Winter in the UK was always cold. It was never a shock to him when the wind turned brittle, the rain spat shards of ice at you and to be outside was to be in a constant state of rosy cheeked rawness. What didn’t help was never having the right clothes for the weather. His coat was okay but it failed to keep out the bitterness and he was always in various degrees of frozen by the time he got home or to his destination.

Much was the same at that moment. He sighed, his breath leaking through his coat and filling the air around him, white mist drifting into the darkness and disappearing as the icy air enveloped the warmth and smothered it in seconds.

He began walking, his boots crunching over trodden down snow and cracking icy patches of damp that had been exposed by footsteps gone before him. What little light the meagre streetlights provided illuminated the glittering danger in front of him; black ice had covered the pavement where the snow had disappeared from. He chose to trudge across the dirty snow, grey and dull now.

Felix turned the corner at the end of the street, finding yet more darkness from closed shops and broken street lamps.
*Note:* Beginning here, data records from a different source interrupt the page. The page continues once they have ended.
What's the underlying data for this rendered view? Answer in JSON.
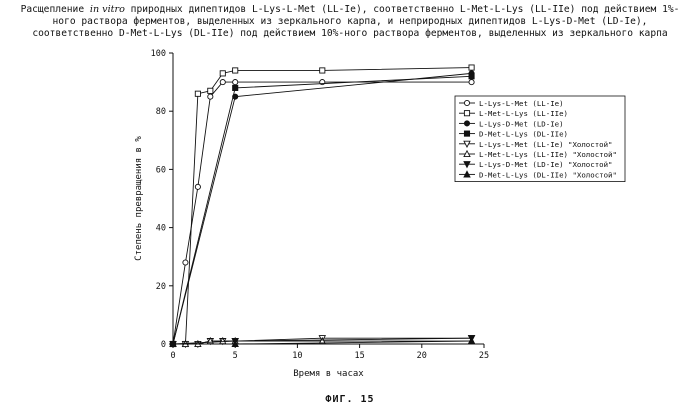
{
  "title": {
    "line1_a": "Расщепление ",
    "line1_italic": "in vitro",
    "line1_b": " природных дипептидов L-Lys-L-Met (LL-Ie), соответственно L-Met-L-Lys (LL-IIe) под действием 1%-",
    "line2": "ного раствора ферментов, выделенных из зеркального карпа, и неприродных дипептидов L-Lys-D-Met (LD-Ie),",
    "line3": "соответственно D-Met-L-Lys (DL-IIe) под действием 10%-ного раствора ферментов, выделенных из зеркального карпа"
  },
  "figure_label": "ФИГ. 15",
  "chart_data": {
    "type": "line",
    "xlabel": "Время в часах",
    "ylabel": "Степень превращения в %",
    "xlim": [
      0,
      25
    ],
    "ylim": [
      0,
      100
    ],
    "xticks": [
      0,
      5,
      10,
      15,
      20,
      25
    ],
    "yticks": [
      0,
      20,
      40,
      60,
      80,
      100
    ],
    "legend_position": "right",
    "grid": false,
    "series": [
      {
        "name": "L-Lys-L-Met (LL-Ie)",
        "marker": "circle-open",
        "x": [
          0,
          1,
          2,
          3,
          4,
          5,
          12,
          24
        ],
        "y": [
          0,
          28,
          54,
          85,
          90,
          90,
          90,
          90
        ]
      },
      {
        "name": "L-Met-L-Lys (LL-IIe)",
        "marker": "square-open",
        "x": [
          0,
          1,
          2,
          3,
          4,
          5,
          12,
          24
        ],
        "y": [
          0,
          0,
          86,
          87,
          93,
          94,
          94,
          95
        ]
      },
      {
        "name": "L-Lys-D-Met (LD-Ie)",
        "marker": "circle-filled",
        "x": [
          0,
          5,
          24
        ],
        "y": [
          0,
          85,
          93
        ]
      },
      {
        "name": "D-Met-L-Lys (DL-IIe)",
        "marker": "square-filled",
        "x": [
          0,
          5,
          24
        ],
        "y": [
          0,
          88,
          92
        ]
      },
      {
        "name": "L-Lys-L-Met (LL-Ie) \"Холостой\"",
        "marker": "triangle-down-open",
        "x": [
          0,
          1,
          2,
          3,
          4,
          5,
          12,
          24
        ],
        "y": [
          0,
          0,
          0,
          1,
          1,
          1,
          2,
          2
        ]
      },
      {
        "name": "L-Met-L-Lys (LL-IIe) \"Холостой\"",
        "marker": "triangle-up-open",
        "x": [
          0,
          1,
          2,
          3,
          4,
          5,
          12,
          24
        ],
        "y": [
          0,
          0,
          0,
          1,
          1,
          1,
          1,
          1
        ]
      },
      {
        "name": "L-Lys-D-Met (LD-Ie) \"Холостой\"",
        "marker": "triangle-down-filled",
        "x": [
          0,
          5,
          24
        ],
        "y": [
          0,
          1,
          2
        ]
      },
      {
        "name": "D-Met-L-Lys (DL-IIe) \"Холостой\"",
        "marker": "triangle-up-filled",
        "x": [
          0,
          5,
          24
        ],
        "y": [
          0,
          0,
          1
        ]
      }
    ]
  }
}
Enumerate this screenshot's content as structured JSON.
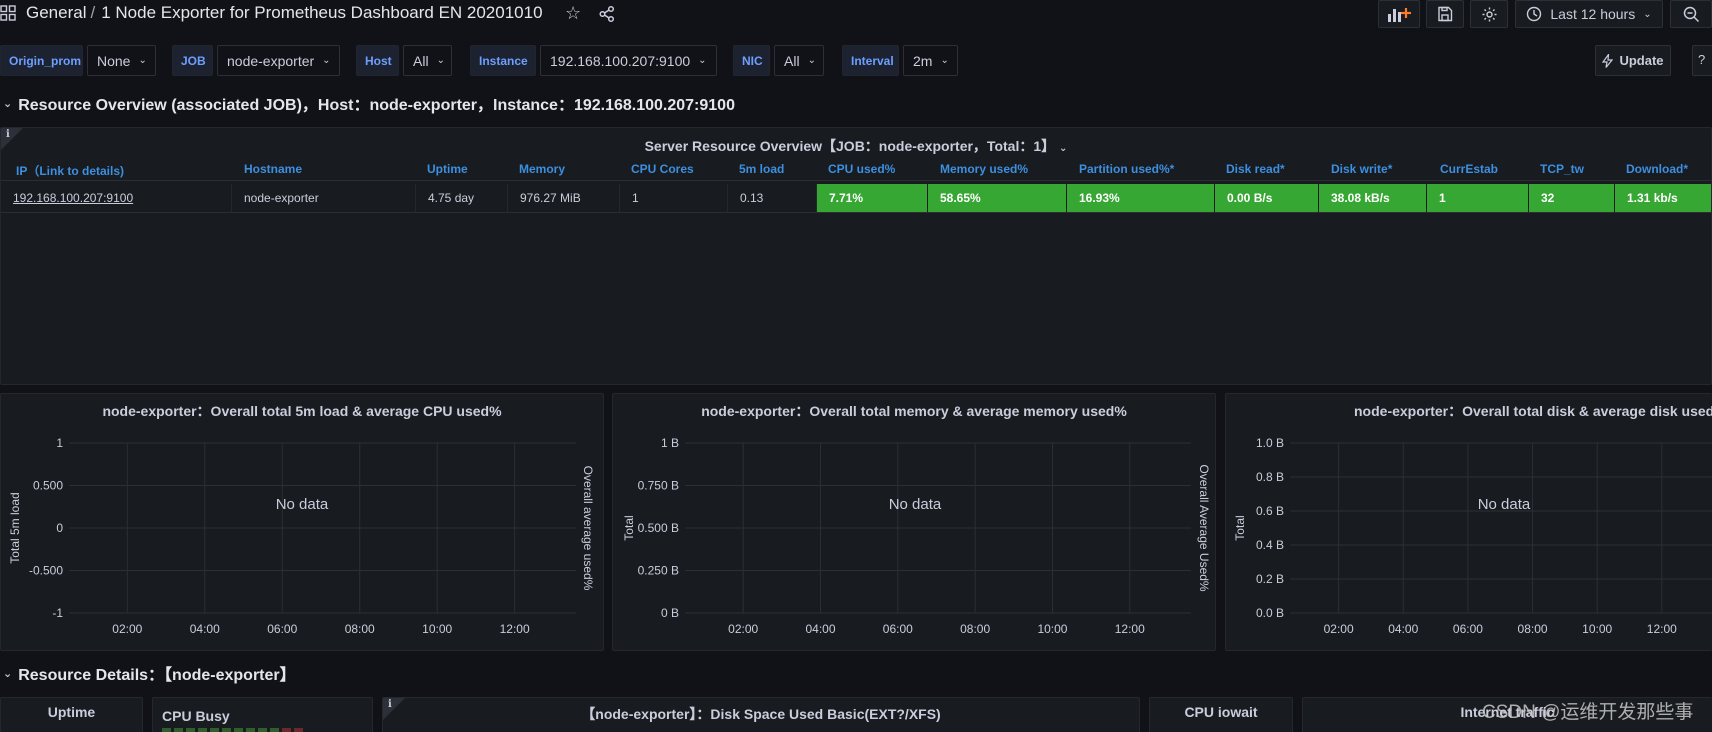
{
  "nav": {
    "folder": "General",
    "dashboard_title": "1 Node Exporter for Prometheus Dashboard EN 20201010",
    "time_range": "Last 12 hours"
  },
  "variables": [
    {
      "label": "Origin_prom",
      "value": "None"
    },
    {
      "label": "JOB",
      "value": "node-exporter"
    },
    {
      "label": "Host",
      "value": "All"
    },
    {
      "label": "Instance",
      "value": "192.168.100.207:9100"
    },
    {
      "label": "NIC",
      "value": "All"
    },
    {
      "label": "Interval",
      "value": "2m"
    }
  ],
  "update_label": "Update",
  "row1": {
    "title": "Resource Overview (associated JOB)，Host：node-exporter，Instance：192.168.100.207:9100"
  },
  "overview_panel": {
    "title": "Server Resource Overview【JOB：node-exporter，Total：1】",
    "info": "i",
    "columns": [
      "IP（Link to details)",
      "Hostname",
      "Uptime",
      "Memory",
      "CPU Cores",
      "5m load",
      "CPU used%",
      "Memory used%",
      "Partition used%*",
      "Disk read*",
      "Disk write*",
      "CurrEstab",
      "TCP_tw",
      "Download*"
    ],
    "row": [
      "192.168.100.207:9100",
      "node-exporter",
      "4.75 day",
      "976.27 MiB",
      "1",
      "0.13",
      "7.71%",
      "58.65%",
      "16.93%",
      "0.00 B/s",
      "38.08 kB/s",
      "1",
      "32",
      "1.31 kb/s"
    ]
  },
  "charts": [
    {
      "title": "node-exporter：Overall total 5m load & average CPU used%",
      "no_data": "No data",
      "chart_data": {
        "type": "line",
        "series": [],
        "y_ticks": [
          "1",
          "0.500",
          "0",
          "-0.500",
          "-1"
        ],
        "x_ticks": [
          "02:00",
          "04:00",
          "06:00",
          "08:00",
          "10:00",
          "12:00"
        ],
        "ylabel": "Total 5m load",
        "y2label": "Overall average used%",
        "ylim": [
          -1,
          1
        ]
      }
    },
    {
      "title": "node-exporter：Overall total memory & average memory used%",
      "no_data": "No data",
      "chart_data": {
        "type": "line",
        "series": [],
        "y_ticks": [
          "1 B",
          "0.750 B",
          "0.500 B",
          "0.250 B",
          "0 B"
        ],
        "x_ticks": [
          "02:00",
          "04:00",
          "06:00",
          "08:00",
          "10:00",
          "12:00"
        ],
        "ylabel": "Total",
        "y2label": "Overall Average Used%",
        "ylim": [
          0,
          1
        ]
      }
    },
    {
      "title": "node-exporter：Overall total disk & average disk used%",
      "no_data": "No data",
      "chart_data": {
        "type": "line",
        "series": [],
        "y_ticks": [
          "1.0 B",
          "0.8 B",
          "0.6 B",
          "0.4 B",
          "0.2 B",
          "0.0 B"
        ],
        "x_ticks": [
          "02:00",
          "04:00",
          "06:00",
          "08:00",
          "10:00",
          "12:00"
        ],
        "ylabel": "Total",
        "y2label": "",
        "ylim": [
          0,
          1
        ]
      }
    }
  ],
  "row2": {
    "title": "Resource Details：【node-exporter】"
  },
  "detail_panels": {
    "uptime": "Uptime",
    "cpu_busy": "CPU Busy",
    "disk_space": "【node-exporter】：Disk Space Used Basic(EXT?/XFS)",
    "cpu_iowait": "CPU iowait",
    "internet": "Internet traffic"
  },
  "watermark": "CSDN @运维开发那些事",
  "colors": {
    "bg": "#111217",
    "panel": "#181b1f",
    "green": "#37a734",
    "link": "#3d8fe0",
    "label": "#6e9fff"
  }
}
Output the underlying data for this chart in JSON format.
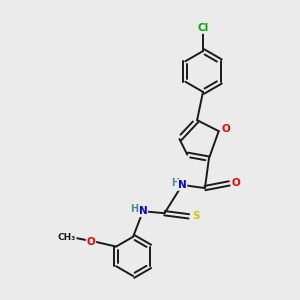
{
  "background_color": "#ebebeb",
  "bond_color": "#1a1a1a",
  "figsize": [
    3.0,
    3.0
  ],
  "dpi": 100,
  "atom_colors": {
    "O": "#ff0000",
    "N": "#0000ff",
    "S": "#cccc00",
    "Cl": "#00aa00",
    "C": "#1a1a1a",
    "H": "#4a9090"
  }
}
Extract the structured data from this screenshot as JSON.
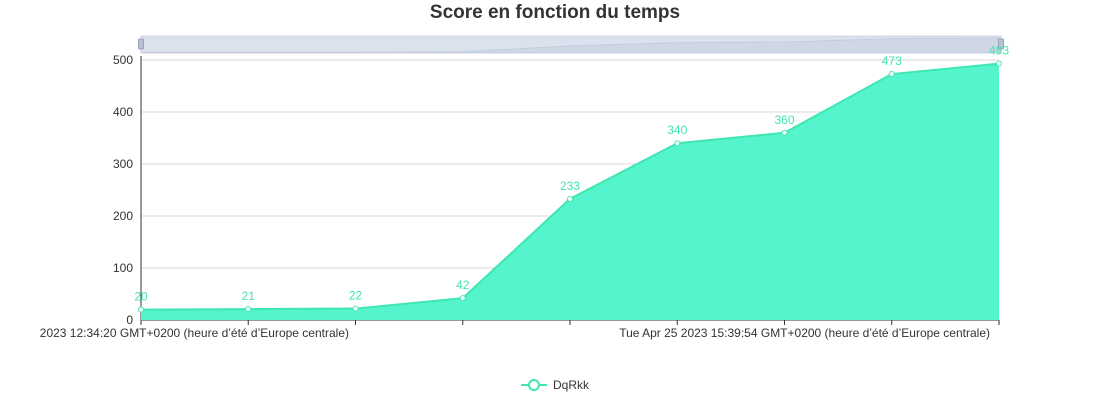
{
  "chart_data": {
    "type": "area",
    "title": "Score en fonction du temps",
    "xlabel": "",
    "ylabel": "",
    "ylim": [
      0,
      500
    ],
    "y_ticks": [
      0,
      100,
      200,
      300,
      400,
      500
    ],
    "x_tick_labels": [
      "2023 12:34:20 GMT+0200 (heure d’été d’Europe centrale)",
      "Tue Apr 25 2023 15:39:54 GMT+0200 (heure d’été d’Europe centrale)"
    ],
    "grid": true,
    "legend_position": "bottom-center",
    "series": [
      {
        "name": "DqRkk",
        "color": "#3fe6b0",
        "fill": "#54f5cd",
        "values": [
          20,
          21,
          22,
          42,
          233,
          340,
          360,
          473,
          493
        ]
      }
    ]
  },
  "data_zoom": {
    "range": [
      0,
      100
    ]
  }
}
He sighed again, looking up at the sky; the night was cloudy and the stars were completely obscured, the moonlight blunted by a large grey cloud, swallowing it whole as it drifted across the sky.

A noise to his right caught his attention, a smash, blaring alarm and then merciless laughter, the group of teens coming in to view as they bolted down the street away from the vandalism that had just transpired. The street they were on had shops and abandoned buildings on it so Felix was convinced they had broken a window in one of the empty structures, as was the popular pastime around there.

He turned left, down what looked like a dead end street, one side lined with a few shops, light spilling across the ground from the one shop that was still open. Felix walked down the other side of the road, a high brick wall shrouding him from most of the wind.

He ambled along slowly, dragging his fingers gently across the graffiti laden wall, rough under his soft touch, scratching lightly at his fingertips. He kept his head down, not wanting to draw attention to himself from the group of men standing in the cover of shadows outside the closed down cinema, the only clue they were there being the glow of their joints bright orange in the inky black.

He knew there was no other way, only the one option left, but he felt a heavy rock of anxiety sitting weightily in the pit of his belly, nausea swirling around and souring his empty stomach. Despite knowing what was to come was inevitable, he still walked slowly, as if trying to escape the inescapable.

Lost in thought, Felix allowed his feet to wander, not really paying attention to where he was going but he stopped in his tracks when his black ensemble was draped in a plethora of different colours, moving and changing in a rhythmic formation that he would recognise even with his eyes closed.

He laughed bitterly as he looked up at the front of the casino, shaking his head in disdain.

“Of course,” he said quietly, a sad, resigned smile on his face. He stuck his hand into his pocket, fishing out the ensemble of paper and coins he had, counting up swiftly. He had twenty three pounds to his name, holding all his wealth in his palm. He sighed. He may as well spend it; it wasn’t like he could take it with him where he was going.

Felix walked inside, thinking he was about to play his last bet. He certainly wasn’t ready for what happened instead.